GENM's chairman Tan Sri Lim Kok Thay, who also wears the hat of chief executive officer, said in his chairman's statement in the 2018 annual report that the revision in casino duties and casino licence fee, as announced in the Malaysian Budget 2019 last November, will impact the group's earnings in financial year 2019 (FY19) onwards.

To fill the nation's coffers, the Finance Ministry (MoF) has raised casino duties to 35%, from 25%, on gross gaming income and gaming machine duties to 30%, from 20%, on gross collection. On top of that, the MoF has increased the annual casino licence fees by RM30 million to RM150 million, and machine dealer's licence fees to RM50,000 a year from RM10,000 a year.

It is believed that this is the first hike in casino duties in 20 years.
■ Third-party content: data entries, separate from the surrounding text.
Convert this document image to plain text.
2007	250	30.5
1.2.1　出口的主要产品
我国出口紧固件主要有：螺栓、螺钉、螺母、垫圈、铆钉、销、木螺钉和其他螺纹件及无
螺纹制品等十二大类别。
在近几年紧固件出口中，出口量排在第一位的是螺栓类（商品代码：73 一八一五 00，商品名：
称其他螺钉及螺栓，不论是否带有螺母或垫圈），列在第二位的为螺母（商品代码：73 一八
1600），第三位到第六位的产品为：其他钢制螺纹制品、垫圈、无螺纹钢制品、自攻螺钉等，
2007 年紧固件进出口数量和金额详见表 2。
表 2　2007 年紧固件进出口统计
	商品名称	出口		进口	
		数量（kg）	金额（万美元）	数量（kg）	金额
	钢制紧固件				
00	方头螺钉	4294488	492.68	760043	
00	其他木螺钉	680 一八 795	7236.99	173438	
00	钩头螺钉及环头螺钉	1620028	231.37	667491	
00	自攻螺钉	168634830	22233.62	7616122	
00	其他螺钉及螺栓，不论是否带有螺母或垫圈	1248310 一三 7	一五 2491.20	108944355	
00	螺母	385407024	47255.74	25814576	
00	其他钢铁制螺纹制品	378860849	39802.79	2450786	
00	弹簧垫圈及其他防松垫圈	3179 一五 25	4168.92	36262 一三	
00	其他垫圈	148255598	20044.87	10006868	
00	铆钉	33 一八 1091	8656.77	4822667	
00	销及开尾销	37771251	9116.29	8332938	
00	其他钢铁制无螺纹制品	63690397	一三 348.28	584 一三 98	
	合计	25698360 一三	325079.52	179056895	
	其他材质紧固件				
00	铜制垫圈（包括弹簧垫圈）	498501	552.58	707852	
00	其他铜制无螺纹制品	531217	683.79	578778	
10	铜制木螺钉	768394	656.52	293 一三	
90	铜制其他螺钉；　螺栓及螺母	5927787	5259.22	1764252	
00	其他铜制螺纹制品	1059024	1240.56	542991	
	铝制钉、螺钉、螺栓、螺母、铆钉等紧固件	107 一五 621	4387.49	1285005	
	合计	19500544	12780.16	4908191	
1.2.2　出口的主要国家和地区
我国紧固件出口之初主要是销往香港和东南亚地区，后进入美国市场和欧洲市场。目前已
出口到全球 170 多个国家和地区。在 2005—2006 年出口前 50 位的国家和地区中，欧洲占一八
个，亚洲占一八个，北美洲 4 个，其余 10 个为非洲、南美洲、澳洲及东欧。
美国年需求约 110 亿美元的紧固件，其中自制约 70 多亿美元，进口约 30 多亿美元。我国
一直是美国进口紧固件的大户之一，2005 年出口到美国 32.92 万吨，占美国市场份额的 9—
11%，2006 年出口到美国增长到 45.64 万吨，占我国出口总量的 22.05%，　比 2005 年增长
The previous increment, from 22% to 25% currently, was in 1998 when the government needed the extra revenue boost for pump priming measures during the 1997/98 Asian Financial Crisis.

"The uncertainties surrounding the macroeconomic environment and the challenges arising from the new fiscal operating landscape will undoubtedly place pressure on the group's business moving forward.

"In view of the severity of the announced increases in casino duties, the group will continue reviewing and managing its cost structure. This includes reducing or delaying capital expenditures and the implementation of various cost rationalisation initiatives such as manpower optimisation," he added.

Lim said the group will continue to put emphasis on the execution of its marketing strategies, as well as growing key business segments through yield management systems and database analytics.

It will also complete the rollout of the Skytropolis Funland indoor theme park and Imaginatrix, while development plans and options for the outdoor theme park are being reviewed amid ongoing legal proceedings.

"The group remains committed to the outdoor theme park at Resorts World Genting (RWG) as a growth initiative in Malaysia.

"Despite the headwinds that we face, the group is determined to weather these challenges whilst delivering sustainable value to all our stakeholders through the various strategies that we have in place. In the past, the group has consistently met each challenge with equability and fortitude and we will continue to do so as we review our position and adapt to these exigent operating conditions," Lim said.

The tax hike sent GENM's share price to a seven-year low of RM2.72 last December, from RM5-level.

At 4.45pm, the stock is trading at RM3.20, up one sen, with 8.31 million shares changing hands, giving the group market capitalisation of RM18.09 billion.